そういった二重の意味がこもったツッコミが炸裂した。
それを気にも留めずに手招きするリオへ文句を言いつつ、テンがその場を変わる。
「え、すごい! 火ついてるじゃん!」
着火してから少し時間が経った頃。
火の番をしていたテンの元に、川の上流側の茂みから姿を現した人影が近づく。
何やら草を抱えたアンナと、木の枝を抱えたヨウスケだった。
「おつ~。え、何その草」
「陽ちゃんの鑑定で品定めした薬草」
「草じゃん」
「薬草」
「、、、はい」
アンナの圧にテンは敗北した。
「にしても、火はどうやって着けたの?」
「え、あーリオが魔法でボっ!と」
「、、、え???」
「ほら、あそこ見て」
テンの指さす先を見る。
そこでは___
「あー! 2人ともお帰りー!」
うず潮のように渦を巻く川のほぼ中央で、足首まで水につけたリオが、魚を素手で掴み掲げていた。
「 「???」 」
そばで見守るノノカも、何とも言えない表情をしている。
渦の中心にいるリオはともかく、ノノカが慌てていない為、アンナとヨウスケはとりあえずテンに視線を戻す。

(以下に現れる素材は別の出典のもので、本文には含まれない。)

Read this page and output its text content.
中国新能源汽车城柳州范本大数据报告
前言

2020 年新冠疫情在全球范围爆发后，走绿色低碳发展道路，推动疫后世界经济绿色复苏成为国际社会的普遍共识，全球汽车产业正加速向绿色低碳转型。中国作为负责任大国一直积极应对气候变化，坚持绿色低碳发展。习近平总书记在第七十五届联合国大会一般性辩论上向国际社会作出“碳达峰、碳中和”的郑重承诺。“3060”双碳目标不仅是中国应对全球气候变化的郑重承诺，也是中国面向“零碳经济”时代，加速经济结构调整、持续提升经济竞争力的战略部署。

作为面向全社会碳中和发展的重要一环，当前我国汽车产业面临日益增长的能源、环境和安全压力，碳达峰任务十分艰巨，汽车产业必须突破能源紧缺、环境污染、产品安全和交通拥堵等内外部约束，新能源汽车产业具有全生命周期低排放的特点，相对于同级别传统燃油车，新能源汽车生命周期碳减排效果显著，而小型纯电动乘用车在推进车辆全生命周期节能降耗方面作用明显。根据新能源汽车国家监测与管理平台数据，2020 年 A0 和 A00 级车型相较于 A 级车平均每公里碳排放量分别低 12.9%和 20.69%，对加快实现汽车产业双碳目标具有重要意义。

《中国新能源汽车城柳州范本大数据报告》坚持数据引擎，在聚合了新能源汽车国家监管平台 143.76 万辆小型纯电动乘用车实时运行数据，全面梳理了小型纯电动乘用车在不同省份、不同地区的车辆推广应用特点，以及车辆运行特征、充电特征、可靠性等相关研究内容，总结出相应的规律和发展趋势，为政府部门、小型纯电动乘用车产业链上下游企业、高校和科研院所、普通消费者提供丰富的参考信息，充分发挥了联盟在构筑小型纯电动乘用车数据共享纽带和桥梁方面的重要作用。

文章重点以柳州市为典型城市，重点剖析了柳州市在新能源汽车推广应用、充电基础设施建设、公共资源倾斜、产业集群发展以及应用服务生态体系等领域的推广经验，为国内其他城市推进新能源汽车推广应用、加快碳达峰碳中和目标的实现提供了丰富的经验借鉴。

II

気づかなかったが、テンの足元には大きな葉っぱを皿代わりに、魚が何匹か転がっている。
「一応、止めたよ」
「うん」
テンのやることはしました、と言わんばかりの説明が始まる。
「『サイズ的に嚙まれてもそんな痛くないでしょ。藻ぽいのを食べてる魚ばっかだからいける気がする』て」
「 「、、、」 」
「『糸がないから釣り竿作れないし。その辺の虫捕まえるのも危険』とも言ってた」
「俺を待って、鑑定してからって考えは、、、?」
「似たこと言ったら『いつ戻るか分からないし、思いついた方法を試したい。どっちにしろ食べる前に鑑定しないとだし』だって」
「、、、うん」
「天と三谷はよくやったよ」
「ありがとう」
経緯を聞いた2人は、ある意味で別れる前の不安が当たったことを理解した。
***
「はい、追加で5匹ね」
時間もかからずリオとノノカは3人の元へ戻ってくる。
魚の見た目はあまり元の世界で見ていたものと変わらない。
ここは異世界だということを自覚しきれていないこともあり、森に遊びに来ている気分になる。
「陽ちゃん鑑定よろしく~」
「おっけー」
「はい、莉緒ちゃんは正座」
「え」
ヨウスケに魚を渡すのを確認すると、アンナに肩を掴まれる。
リオは、助けを求めるも3人とも顔を合わせてはくれない。
「さ、先に足洗わせてくれない???」
「、、、はぁ、分かった。なんで川から上がるときに洗わなかったの?」
「え、川の水で洗うの汚くない?」
「、、、」
アンナは分からなくはないという気持ちを持ちつつ、少しだけ腹が立った。
何枚か用意していたらしい大きな葉っぱの上に乗ると、腰をかがめる。
「えーと、水が蛇口から出るイメージ、、、イメージはじゃばじゃば~と、、、」
ぶつぶつ唱えると、リオの指先から水球が生成され、そこから水が重力に従って流れ落ちる。
「マジで魔法だ、、、」
「すごい、、、!」
今までの常識ではありえない現象に、アンナとヨウスケは感嘆の声を上げる。
「でしょー。さっきの魚とりも、まほうで、、、あれ、、、? あたまがぼーとす、る、、、」
「莉緒ちゃん!?」
バタンっ___
「(おかしい、ちから、はいらない、かも、、、)」
意識がぼんやりとする。先ほどまで魔法を使うために出来ていた思考が回らない。
4人に名前を呼ばれている気がするのに、答える力が残っていない。
「え、急にどうしたの!?」
ノノカが狼狽える。
「『鑑定【リオ:魔力枯渇状態】』だって!」
「陽ちゃん! 魔力回復草てこれだった!?」
「それ!」
ヨウスケの鑑定結果に、アンナが即座に反応し、抱えて戻ってきた薬草の束から一房つかみ取る。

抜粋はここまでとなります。